ENFANTS NOMADES DE LA PERSE ORIENTALE.—D'APRÈS UNE PHOTOGRAPHIE.

Pendant notre marche, nous fûmes témoins de la survivance de cette très ancienne coutume, le mariage par capture. Nous rencontrâmes d'abord l'escorte d'une fiancée allant à cheval, dans un somptueux costume blanc et rouge. Un peu plus loin se trouvaient des cavaliers, et, à l'approche de la dame, on organisa une sorte d'escarmouche, jusqu'à ce qu'elle eût fait mine de se rendre.

À Chirwan, je me retrouvai en terrain exploré, et j'arrivai à la route de Koutchan à l'endroit où se fait évidemment un important trafic avec Geok-Tapa, le point le plus rapproché du chemin de fer Transcaspien. L'Atrek était maintenant réduit aux dimensions d'un large ruisseau. Une marche de 35 000 milles, à travers une des vallées les plus fertiles de la Perse, nous mena jusqu à Koutchan. Le district dont cette ville est le chef-lieu est le plus important des trois districts kurdes; jusqu'à ces dernières années, il était semi-indépendant. Nadir Chah fut assassiné en 1747, en essayant de le réduire. L'Ilkhani a été décrit de très amusante façon par lord Curzon; il est généralement dans un tel état d'ébriété, par l'effet de l'opium ou de l'alcool, qu'il est nécessaire de lui annoncer sa visite trois jours à l'avance. Je m'abstins d'aller le voir, désireux de ne pas perdre de temps.

Je trouvai à Koutchan une lettre du consul général britannique à Mechhed, M. Elias, qui m'annonçait fort aimablement qu'il avait envoyé à ma rencontre, à une étape de la ville, un sowar et deux chevaux.

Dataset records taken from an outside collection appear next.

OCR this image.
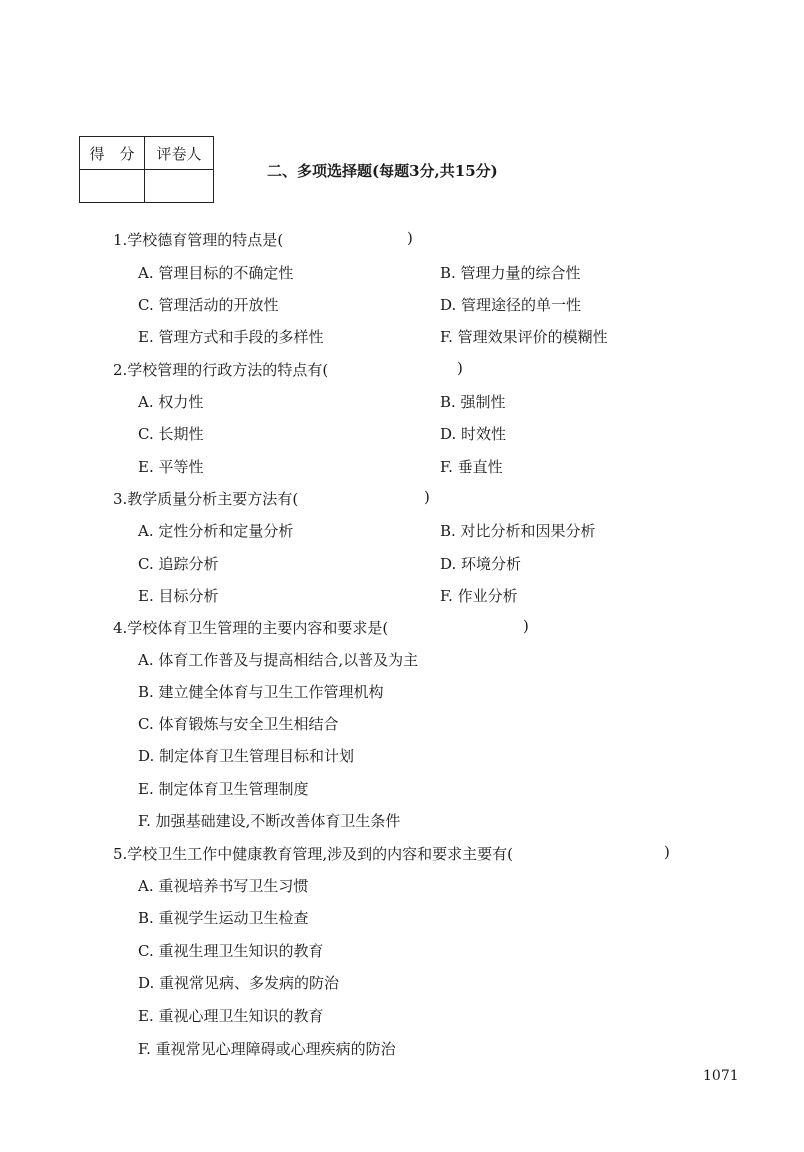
得　分	评卷人

二、多项选择题(每题3分,共15分)
1.学校德育管理的特点是(	)
A. 管理目标的不确定性	B. 管理力量的综合性
C. 管理活动的开放性	D. 管理途径的单一性
E. 管理方式和手段的多样性	F. 管理效果评价的模糊性
2.学校管理的行政方法的特点有(	)
A. 权力性	B. 强制性
C. 长期性	D. 时效性
E. 平等性	F. 垂直性
3.教学质量分析主要方法有(	)
A. 定性分析和定量分析	B. 对比分析和因果分析
C. 追踪分析	D. 环境分析
E. 目标分析	F. 作业分析
4.学校体育卫生管理的主要内容和要求是(	)
A. 体育工作普及与提高相结合,以普及为主
B. 建立健全体育与卫生工作管理机构
C. 体育锻炼与安全卫生相结合
D. 制定体育卫生管理目标和计划
E. 制定体育卫生管理制度
F. 加强基础建设,不断改善体育卫生条件
5.学校卫生工作中健康教育管理,涉及到的内容和要求主要有(	)
A. 重视培养书写卫生习惯
B. 重视学生运动卫生检查
C. 重视生理卫生知识的教育
D. 重视常见病、多发病的防治
E. 重视心理卫生知识的教育
F. 重视常见心理障碍或心理疾病的防治
1071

Nous frétâmes une voiture pour nous transporter, nous et nos biens, jusqu'à la ville.

Le pays était fertile, mais monotone. Par suite de la forte gelée, la chaussée était dure et unie. Dans l'après-midi du troisième jour, j'aperçus un homme au sommet d'un caravansérail. C'était le sowar, et, en moins de cinq minutes, je trottais dans la direction de Mechhed, laissant Yousouf suivre en voiture. Devant nous, à plusieurs milles de distance, le magnifique dôme doré brillait comme une flamme sous les rayons du soleil couchant.

JEUNES FILLES KURDES DES BORDS DE LA MER CASPIENNE.—D'APRÈS UNE PHOTOGRAPHIE.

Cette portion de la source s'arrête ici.